De repente, Nangong Liuli se quedó helada, escrutando el rostro de Li Xian con un profundo «Mmm». Sabía que Li Xian era muy guapo, joven y de origen humilde, pero que había adquirido un saber considerable en algún lugar. Aquí la luz era intensa y estaban cerca, lo que le permitía verlo con más claridad. No pudo evitar pensar: «Este semblante… es una auténtica obra de ingenio, la elegancia y el encanto de este ladronzuelo… son en verdad… en verdad singulares».
Su bonito rostro se sonrojó ligeramente.
Después de estar sentada un rato, su poder de Qi se consolidó ligeramente, y aunque todavía sentía picor e irritación por todo el cuerpo, logró reprimirlo y preguntó con curiosidad: —¿Tienes la Apariencia de Renacimiento? —Así es —dijo Li Xian.
—¿Podría ser la Apariencia Compasiva o la Apariencia de Pelo Blanco? —preguntó Nangong Liuli. —Poseo la Apariencia Perfecta —dijo Li Xian.
—¡Vaya! ¿Tienes semejante talento innato? —exclamó Nangong Liuli. —¿Es tan poderosa esta Apariencia de Renacimiento? —dijo Li Xian.
—Extremadamente poderosa —dijo Nangong Liuli—. La Apariencia de Renacimiento es peculiar y variada, como el equilibrio de una balanza… disfrutas de sus beneficios, pero por algún lado sufrirás sus deficiencias.
—La Apariencia Perfecta, en cada etapa, solo tiene beneficios y ningún inconveniente. Naturalmente, es extraordinaria, pero en última instancia depende de la persona…
Li Xian sonrió y dijo: —Lo sé. Ahora, mentora Nangong, démonos prisa en volver. Si te vieran, a una doncella tan hermosa, otros te detendrían y te importunarían.
Nangong Liuli bufó por lo bajo. Su poder de Qi se había recuperado, así que Li Xian le tendió la mano para sostenerla. Al levantarse, Nangong Liuli volvió a activar las agujas, lo que la hizo temblar de nuevo. Li Xian la sujetó con delicadeza, evitando que cayera. Caminaron uno al lado del otro, cruzaron un sendero sinuoso y pasaron un arroyo. Después de caminar durante media hora, divisaron la Ciudad de Flor de Melocotón.
Al atardecer, el humo de las cocinas del pueblo se elevaba perezosamente, en un ambiente de tranquilidad y sosiego. Campos de flores, campesinos que volvían a casa con las azadas al hombro, niños juguetones que cazaban abejas.

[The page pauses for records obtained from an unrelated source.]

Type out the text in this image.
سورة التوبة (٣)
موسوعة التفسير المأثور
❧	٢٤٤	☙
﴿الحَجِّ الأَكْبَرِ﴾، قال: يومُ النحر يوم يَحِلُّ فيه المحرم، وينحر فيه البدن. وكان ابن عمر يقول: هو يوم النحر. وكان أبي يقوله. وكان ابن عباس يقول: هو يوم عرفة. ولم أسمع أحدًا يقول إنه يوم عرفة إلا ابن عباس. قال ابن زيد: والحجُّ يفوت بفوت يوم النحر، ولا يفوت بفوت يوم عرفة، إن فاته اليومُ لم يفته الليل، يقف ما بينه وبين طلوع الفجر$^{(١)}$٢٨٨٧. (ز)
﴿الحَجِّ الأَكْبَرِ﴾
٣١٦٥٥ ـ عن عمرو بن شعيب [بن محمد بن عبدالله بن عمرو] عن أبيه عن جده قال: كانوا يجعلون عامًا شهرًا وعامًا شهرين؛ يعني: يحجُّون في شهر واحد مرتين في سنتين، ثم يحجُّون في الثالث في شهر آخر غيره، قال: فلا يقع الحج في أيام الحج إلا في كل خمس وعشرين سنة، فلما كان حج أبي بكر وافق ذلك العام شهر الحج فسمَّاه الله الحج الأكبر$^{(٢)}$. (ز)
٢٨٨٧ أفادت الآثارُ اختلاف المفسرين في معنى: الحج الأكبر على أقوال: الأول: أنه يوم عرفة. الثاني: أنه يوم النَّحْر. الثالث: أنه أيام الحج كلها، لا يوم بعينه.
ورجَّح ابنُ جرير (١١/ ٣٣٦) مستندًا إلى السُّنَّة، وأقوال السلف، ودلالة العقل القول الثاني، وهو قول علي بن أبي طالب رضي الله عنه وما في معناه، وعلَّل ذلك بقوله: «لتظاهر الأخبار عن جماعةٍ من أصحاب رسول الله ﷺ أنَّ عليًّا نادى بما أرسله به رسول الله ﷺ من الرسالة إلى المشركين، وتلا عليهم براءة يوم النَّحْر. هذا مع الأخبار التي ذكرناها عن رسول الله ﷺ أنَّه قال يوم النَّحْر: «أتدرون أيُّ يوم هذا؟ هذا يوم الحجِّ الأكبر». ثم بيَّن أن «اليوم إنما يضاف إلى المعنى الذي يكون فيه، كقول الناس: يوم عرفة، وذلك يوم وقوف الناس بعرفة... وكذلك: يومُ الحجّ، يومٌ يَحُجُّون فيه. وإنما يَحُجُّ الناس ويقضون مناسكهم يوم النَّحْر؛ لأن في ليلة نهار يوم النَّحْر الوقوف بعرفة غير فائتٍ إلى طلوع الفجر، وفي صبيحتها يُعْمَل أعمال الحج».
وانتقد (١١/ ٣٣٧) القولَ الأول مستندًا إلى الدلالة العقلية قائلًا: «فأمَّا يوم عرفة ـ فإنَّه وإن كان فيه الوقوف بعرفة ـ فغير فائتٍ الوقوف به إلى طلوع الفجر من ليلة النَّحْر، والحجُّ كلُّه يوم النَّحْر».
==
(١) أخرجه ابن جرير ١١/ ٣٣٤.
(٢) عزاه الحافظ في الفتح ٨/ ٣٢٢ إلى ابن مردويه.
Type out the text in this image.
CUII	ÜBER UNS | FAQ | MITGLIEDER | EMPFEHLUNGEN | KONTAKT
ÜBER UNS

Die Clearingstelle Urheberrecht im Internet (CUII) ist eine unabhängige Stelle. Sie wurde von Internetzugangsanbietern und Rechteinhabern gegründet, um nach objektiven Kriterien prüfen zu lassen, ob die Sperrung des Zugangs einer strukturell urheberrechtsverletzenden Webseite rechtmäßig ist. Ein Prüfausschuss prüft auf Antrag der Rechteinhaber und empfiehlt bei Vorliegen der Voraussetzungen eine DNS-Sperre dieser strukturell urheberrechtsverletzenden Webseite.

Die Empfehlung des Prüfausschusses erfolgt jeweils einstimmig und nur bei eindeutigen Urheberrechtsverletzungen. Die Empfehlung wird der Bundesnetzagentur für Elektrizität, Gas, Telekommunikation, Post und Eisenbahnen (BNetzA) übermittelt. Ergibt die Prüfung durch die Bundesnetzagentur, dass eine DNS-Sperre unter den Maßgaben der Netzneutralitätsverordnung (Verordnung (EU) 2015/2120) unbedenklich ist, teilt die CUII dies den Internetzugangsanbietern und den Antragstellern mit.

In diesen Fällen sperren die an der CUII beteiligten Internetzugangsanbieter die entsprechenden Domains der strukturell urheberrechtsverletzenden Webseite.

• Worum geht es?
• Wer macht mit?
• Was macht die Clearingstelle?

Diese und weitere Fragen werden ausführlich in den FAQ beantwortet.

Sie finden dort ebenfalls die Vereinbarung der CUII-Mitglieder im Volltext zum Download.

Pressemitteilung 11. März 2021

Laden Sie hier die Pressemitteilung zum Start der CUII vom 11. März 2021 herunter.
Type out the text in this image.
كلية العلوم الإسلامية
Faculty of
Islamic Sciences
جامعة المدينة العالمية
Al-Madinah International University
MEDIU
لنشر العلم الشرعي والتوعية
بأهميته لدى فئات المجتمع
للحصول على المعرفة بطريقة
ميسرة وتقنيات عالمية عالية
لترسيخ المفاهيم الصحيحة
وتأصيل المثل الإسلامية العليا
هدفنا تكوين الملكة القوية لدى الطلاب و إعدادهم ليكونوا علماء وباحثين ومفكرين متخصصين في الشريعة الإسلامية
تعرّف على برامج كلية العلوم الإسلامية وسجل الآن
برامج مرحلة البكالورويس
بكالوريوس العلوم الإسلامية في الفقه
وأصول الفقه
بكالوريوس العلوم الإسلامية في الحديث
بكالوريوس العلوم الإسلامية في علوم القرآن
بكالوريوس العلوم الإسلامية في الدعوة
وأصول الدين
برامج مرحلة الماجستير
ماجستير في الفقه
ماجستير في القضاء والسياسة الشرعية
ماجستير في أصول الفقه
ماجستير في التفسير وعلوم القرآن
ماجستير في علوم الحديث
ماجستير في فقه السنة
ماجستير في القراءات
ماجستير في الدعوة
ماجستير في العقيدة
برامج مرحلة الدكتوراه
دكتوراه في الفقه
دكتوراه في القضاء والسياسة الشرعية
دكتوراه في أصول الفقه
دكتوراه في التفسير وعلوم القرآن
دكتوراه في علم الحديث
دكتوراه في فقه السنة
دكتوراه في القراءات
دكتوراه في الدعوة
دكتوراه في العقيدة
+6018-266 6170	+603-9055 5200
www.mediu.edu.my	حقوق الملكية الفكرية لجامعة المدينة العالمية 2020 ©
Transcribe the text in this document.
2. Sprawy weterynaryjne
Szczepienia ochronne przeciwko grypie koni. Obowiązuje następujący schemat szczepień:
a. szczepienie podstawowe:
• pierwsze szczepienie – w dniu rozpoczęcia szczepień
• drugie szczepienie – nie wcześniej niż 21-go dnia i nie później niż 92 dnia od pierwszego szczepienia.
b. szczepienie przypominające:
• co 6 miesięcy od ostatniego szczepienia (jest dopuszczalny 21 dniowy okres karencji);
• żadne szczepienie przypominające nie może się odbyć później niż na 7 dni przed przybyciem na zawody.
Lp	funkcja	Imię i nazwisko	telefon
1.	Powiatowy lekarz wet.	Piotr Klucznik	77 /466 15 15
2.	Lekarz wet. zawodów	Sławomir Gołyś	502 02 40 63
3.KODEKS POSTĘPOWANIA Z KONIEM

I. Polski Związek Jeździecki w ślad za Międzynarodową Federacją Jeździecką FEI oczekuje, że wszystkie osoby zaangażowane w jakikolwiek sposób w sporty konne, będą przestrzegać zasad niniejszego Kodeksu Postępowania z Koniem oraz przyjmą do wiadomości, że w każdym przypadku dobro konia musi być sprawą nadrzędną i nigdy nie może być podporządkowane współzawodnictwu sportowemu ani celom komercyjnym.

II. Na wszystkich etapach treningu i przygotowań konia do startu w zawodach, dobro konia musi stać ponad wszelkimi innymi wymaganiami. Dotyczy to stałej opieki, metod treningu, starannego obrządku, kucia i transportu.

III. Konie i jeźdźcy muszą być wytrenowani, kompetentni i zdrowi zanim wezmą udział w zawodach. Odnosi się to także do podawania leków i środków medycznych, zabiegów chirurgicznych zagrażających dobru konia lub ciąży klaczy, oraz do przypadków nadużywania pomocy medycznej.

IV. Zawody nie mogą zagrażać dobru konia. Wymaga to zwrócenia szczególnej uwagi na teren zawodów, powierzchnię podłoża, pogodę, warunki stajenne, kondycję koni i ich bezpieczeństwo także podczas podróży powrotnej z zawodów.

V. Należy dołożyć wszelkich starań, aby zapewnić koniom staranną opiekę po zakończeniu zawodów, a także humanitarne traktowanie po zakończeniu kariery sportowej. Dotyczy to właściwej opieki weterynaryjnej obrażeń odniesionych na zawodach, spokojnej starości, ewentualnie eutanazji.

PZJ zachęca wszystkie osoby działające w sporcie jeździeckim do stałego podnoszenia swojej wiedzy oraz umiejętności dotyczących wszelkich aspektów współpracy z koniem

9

Nangong Liuli se sintió muy sorprendida, examinándolo todo con atención, sin saber que existía un pueblo así por aquí.
Al regresar al pueblo, Li Xian se dio cuenta de que a Nangong Liuli le costaba mucho caminar o sentarse y, temiendo por su dignidad, regresó primero a la posada. La habitación de ambos estaba en el segundo piso, pero la escalera hizo que Nangong Liuli gritara continuamente.
Cada paso que daba era restringido por el vestido. Lo peor era que… había soportado tanto sufrimiento que ya no sabía si era dolor o placer. Si decía que era incómodo, ciertamente le causaba fastidio e impotencia. Si decía que era placentero, la contención de las agujas invocaba una agitación desconocida en su interior.
Al llegar al segundo piso, su bonito rostro estaba carmesí como la sangre; se apoyó contra la pared para descansar. Maldijo: —Maldita sea… ¿Quién inventó este vestido? Preferiría que me ataran.